Devant une agence de la Bank of Khartoum à Madani, à 200 kilomètres au sud de la capitale, Ibrahim Saïd attend, assis par terre avec des dizaines d’autres déplacés, sous un soleil toujours brûlant en fin d’après-midi. «Je suis là depuis 7h dans l’espoir de sortir l’argent que j’ai sur mon compte», raconte à l’AFP ce père de famille. 
Comme un demi-million de Soudanais, Ibrahim Saïed a fui les combats à Khartoum, pilonnée depuis le 15 avril par l’aviation de l’armée dirigée par le général Abdel Fattah al-Burhane et l’artillerie des paramilitaires de son rival le général Mohamed Hamdane Daglo. Ichraq al-Rih, elle, vient depuis trois jours à la banque. 

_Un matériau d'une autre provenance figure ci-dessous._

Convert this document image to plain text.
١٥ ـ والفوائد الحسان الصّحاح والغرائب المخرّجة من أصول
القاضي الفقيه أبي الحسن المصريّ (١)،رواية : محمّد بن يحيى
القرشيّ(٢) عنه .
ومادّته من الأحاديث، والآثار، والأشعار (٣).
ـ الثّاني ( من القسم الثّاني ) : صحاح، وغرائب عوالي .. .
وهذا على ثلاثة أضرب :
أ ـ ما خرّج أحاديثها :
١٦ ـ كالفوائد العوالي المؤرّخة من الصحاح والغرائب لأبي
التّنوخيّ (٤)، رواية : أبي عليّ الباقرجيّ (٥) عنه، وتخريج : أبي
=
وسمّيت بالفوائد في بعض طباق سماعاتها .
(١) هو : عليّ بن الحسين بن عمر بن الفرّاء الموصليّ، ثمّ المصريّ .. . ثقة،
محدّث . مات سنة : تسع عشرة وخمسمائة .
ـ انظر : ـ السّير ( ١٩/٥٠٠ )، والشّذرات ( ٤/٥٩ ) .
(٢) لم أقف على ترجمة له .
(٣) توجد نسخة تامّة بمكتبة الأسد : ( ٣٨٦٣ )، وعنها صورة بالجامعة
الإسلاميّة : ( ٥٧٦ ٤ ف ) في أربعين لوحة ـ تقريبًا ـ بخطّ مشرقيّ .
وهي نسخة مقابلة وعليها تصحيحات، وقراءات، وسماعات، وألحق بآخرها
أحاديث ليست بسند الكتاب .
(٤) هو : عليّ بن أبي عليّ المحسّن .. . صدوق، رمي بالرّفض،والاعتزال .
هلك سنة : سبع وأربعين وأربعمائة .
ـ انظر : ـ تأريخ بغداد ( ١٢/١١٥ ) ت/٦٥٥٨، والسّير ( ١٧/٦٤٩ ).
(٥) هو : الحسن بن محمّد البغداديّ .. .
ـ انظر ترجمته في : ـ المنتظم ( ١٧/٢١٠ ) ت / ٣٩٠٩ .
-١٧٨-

A chaque fois, dit-elle à l’AFP, c’est le même scénario: «Vers 15h, ils ouvrent les portes et ne font rentrer qu’un tout petit nombre de gens.» En raison des combats meurtriers, les transports de fonds ont été interrompus. Les employés de banque ne peuvent donc que remettre de petites sommes à un nombre restreint de clients. «Les malchanceux doivent revenir le lendemain», poursuit Ichraq al-Rih alors qu’autour d’elle des policiers tentent de faire respecter l’ordre de la file d’attente. Ahmed Abdelaziz, lui, avait mis toutes ses économies à la Omdurman National Bank, dont les portes sont fermées aujourd’hui. 
 

«On n’y comprend rien»

«On a de l’argent à la banque mais on ne peut pas y toucher, on n’y comprend plus rien», dit à l’AFP ce fonctionnaire de 45 ans. Mohammed Abdelaziz, expert du secteur bancaire, avance des explications. «Les serveurs qui contrôlent les opérations des banques se trouvent à leurs sièges sociaux à Khartoum», explique-t-il à l’AFP. «Or, avec les combats, aucun employé ne peut s’y rendre pour les faire fonctionner», pas plus que les opérateurs qui validaient les opérations des agences dans les différents Etats du Soudan. Quant aux échanges interbancaires, ils sont interrompus jusqu’à nouvel ordre, raconte un employé de la Sudanese French Bank sous le sceau de l’anonymat. «Les systèmes de versement de banque à banque sont coupés, je ne peux faire aucun virement d’un compte de ma banque vers un compte d’une autre banque», affirme-t-il à l’AFP. Sans parler des problèmes d’électricité et d’internet. 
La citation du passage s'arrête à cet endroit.